48:24 minutos (@4’50)

Na véspera, o Geraldes tinha-se comprometido em ir comigo para 3:20:00. Era o objetivo inicial de Bilbau e queria dar uma nova chance a essa meta ambiciosa. Era “só” ir a 4’44. Só. Entrámos na caixa, esperámos o tiro de partida e… Bum!

O primeiro quilómetro foi uma espécie de reconhecimento e depois lá entrámos no ritmo, que na altura parecia acessível. Seguimos bem, até que aos 3k o Geraldes pára para alongar. Percebi que algo se passava e voltei atrás, para me certificar que estava tudo ok. Ele deu-me indicação para seguir e lá fui.

Terei feito uns dois quilómetros e ele já me tinha apanhado de novo no meio da multidão (manguitos fluorescentes a ajudar!). Seguimos a bom ritmo, sempre abaixo dos 4’50, mas já com o chip virado para um tempo apenas abaixo das 3:30.
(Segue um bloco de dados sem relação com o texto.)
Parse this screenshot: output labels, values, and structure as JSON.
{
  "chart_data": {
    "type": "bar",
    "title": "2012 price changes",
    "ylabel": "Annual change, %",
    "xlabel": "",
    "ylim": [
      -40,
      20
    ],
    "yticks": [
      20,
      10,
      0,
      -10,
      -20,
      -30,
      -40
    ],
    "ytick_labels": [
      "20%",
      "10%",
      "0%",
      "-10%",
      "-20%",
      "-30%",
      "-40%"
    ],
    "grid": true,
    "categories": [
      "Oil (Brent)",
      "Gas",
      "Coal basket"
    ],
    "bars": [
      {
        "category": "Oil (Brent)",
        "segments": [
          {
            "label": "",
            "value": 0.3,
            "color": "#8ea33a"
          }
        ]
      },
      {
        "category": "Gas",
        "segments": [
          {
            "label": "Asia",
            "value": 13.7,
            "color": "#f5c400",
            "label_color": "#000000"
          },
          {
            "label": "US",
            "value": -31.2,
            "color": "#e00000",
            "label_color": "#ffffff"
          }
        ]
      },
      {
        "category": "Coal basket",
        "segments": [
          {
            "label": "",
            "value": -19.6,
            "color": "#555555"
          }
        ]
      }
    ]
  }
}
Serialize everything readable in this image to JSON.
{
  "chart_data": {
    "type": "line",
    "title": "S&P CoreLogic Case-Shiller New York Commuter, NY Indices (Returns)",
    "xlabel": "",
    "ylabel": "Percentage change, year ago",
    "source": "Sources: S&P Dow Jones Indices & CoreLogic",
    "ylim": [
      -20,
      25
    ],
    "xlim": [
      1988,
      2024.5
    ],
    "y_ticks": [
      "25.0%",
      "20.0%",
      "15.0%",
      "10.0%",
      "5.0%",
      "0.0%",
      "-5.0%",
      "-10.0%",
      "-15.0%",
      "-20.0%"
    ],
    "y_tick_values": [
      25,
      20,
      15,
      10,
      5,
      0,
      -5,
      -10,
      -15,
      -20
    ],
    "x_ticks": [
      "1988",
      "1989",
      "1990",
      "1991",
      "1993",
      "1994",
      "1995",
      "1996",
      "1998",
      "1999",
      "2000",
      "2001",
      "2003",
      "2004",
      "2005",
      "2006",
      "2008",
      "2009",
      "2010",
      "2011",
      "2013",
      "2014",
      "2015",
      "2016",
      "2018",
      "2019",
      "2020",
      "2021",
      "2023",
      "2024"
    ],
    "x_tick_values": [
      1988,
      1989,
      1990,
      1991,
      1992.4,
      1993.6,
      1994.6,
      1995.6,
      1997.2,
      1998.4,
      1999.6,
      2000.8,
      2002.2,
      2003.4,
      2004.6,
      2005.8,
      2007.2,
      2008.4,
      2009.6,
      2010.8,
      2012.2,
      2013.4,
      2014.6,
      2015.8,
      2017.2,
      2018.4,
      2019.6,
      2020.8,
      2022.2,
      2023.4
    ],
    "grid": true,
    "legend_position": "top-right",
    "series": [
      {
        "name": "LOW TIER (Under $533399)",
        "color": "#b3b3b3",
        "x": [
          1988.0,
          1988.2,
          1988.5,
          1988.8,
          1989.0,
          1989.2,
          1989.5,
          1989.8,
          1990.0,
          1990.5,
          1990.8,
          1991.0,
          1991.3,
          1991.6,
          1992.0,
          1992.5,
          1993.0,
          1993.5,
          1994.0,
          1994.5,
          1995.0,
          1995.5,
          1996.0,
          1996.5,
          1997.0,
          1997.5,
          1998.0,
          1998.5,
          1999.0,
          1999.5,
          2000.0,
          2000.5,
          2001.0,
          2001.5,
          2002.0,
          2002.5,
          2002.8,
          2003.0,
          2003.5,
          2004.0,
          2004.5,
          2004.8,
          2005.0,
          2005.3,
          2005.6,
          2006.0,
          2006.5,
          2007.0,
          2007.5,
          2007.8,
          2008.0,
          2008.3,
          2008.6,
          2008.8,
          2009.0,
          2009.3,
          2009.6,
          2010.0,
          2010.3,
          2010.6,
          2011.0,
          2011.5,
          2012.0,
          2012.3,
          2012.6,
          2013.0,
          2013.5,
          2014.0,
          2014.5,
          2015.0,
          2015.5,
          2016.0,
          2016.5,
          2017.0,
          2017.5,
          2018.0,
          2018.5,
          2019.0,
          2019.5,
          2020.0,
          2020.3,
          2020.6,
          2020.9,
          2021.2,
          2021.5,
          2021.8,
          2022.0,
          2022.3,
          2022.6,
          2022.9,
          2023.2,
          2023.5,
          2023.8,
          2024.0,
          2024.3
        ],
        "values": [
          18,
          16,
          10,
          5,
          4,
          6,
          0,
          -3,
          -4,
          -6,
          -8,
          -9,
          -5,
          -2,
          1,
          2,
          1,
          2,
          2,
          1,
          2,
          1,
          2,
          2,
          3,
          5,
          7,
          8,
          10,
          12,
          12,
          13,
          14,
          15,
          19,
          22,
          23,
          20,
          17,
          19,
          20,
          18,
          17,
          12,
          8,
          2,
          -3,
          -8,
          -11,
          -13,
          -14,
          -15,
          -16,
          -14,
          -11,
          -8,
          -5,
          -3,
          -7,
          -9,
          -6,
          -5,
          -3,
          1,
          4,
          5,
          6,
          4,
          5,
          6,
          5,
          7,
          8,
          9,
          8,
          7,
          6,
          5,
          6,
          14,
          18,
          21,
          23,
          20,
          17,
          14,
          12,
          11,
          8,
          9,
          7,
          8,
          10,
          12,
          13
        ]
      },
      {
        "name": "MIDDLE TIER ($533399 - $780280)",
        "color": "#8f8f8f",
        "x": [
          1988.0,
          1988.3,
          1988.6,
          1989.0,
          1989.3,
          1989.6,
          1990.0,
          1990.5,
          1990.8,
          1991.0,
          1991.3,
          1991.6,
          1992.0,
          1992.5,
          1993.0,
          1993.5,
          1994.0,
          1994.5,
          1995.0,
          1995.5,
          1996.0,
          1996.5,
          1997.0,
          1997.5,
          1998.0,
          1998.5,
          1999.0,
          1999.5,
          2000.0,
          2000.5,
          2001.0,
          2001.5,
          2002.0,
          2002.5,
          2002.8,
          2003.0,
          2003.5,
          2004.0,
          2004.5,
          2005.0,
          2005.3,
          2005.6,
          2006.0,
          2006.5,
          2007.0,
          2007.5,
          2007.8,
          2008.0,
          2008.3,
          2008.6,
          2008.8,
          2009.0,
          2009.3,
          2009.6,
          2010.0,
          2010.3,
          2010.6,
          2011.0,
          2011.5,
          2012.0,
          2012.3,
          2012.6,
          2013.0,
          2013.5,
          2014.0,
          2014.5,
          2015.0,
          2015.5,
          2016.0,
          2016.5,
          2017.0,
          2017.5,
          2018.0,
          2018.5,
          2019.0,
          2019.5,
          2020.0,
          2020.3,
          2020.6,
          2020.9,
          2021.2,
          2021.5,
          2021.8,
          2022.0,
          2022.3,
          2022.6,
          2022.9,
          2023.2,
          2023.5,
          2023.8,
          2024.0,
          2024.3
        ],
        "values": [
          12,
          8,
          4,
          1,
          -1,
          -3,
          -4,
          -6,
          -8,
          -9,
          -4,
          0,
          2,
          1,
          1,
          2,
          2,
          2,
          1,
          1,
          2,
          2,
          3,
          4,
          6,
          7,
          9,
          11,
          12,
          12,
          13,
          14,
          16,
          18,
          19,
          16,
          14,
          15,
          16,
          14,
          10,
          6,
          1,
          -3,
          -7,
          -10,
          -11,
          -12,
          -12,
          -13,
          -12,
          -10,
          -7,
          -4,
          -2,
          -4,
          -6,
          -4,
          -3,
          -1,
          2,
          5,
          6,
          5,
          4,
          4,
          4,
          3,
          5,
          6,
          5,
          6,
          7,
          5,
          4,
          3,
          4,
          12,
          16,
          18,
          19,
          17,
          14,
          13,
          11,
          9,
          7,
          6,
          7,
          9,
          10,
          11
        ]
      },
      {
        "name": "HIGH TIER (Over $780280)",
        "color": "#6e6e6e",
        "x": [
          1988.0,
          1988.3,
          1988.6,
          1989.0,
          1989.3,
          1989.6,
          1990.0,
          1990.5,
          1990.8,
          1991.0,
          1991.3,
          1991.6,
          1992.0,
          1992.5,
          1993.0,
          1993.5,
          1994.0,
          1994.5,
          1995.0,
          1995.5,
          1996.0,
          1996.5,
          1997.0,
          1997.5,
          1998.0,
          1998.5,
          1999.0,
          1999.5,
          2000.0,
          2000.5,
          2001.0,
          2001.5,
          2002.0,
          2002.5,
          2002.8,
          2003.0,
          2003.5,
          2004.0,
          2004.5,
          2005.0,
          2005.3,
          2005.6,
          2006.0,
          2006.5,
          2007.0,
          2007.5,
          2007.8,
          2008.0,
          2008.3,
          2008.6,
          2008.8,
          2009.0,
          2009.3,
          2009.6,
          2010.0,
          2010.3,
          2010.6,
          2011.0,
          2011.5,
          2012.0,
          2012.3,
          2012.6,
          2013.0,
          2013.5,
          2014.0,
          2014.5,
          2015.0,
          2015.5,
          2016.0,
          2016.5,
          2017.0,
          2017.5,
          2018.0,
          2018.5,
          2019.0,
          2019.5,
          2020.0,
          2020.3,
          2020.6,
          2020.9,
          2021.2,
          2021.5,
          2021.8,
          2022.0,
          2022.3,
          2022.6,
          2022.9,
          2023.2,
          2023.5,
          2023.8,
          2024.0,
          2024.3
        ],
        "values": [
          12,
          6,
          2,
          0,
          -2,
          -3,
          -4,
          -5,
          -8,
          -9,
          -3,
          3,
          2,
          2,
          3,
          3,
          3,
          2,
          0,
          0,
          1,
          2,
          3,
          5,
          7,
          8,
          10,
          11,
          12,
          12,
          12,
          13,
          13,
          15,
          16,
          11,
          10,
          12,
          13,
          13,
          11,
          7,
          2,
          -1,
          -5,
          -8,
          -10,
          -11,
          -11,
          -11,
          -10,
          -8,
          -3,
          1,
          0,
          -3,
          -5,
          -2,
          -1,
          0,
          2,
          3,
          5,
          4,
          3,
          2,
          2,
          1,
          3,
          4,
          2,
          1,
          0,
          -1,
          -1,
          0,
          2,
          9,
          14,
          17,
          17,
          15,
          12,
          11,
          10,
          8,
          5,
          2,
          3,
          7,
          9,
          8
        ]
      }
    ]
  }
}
Não me sentia capaz de ir a 4’44 durante tanto quilómetro. Sabia que eventualmente iria pagar a fatura. O Geraldes terá percebido e foi gerindo o ritmo de forma precisa (tirando uns quantos esticões 🤣), isto enquanto tinha o estômago às voltas praticamente desde o quilómetro inicial. Tanto que chegou a uma fase em que me dizia que ia tentar encontrar um bar para tratar da situação (não o fez…).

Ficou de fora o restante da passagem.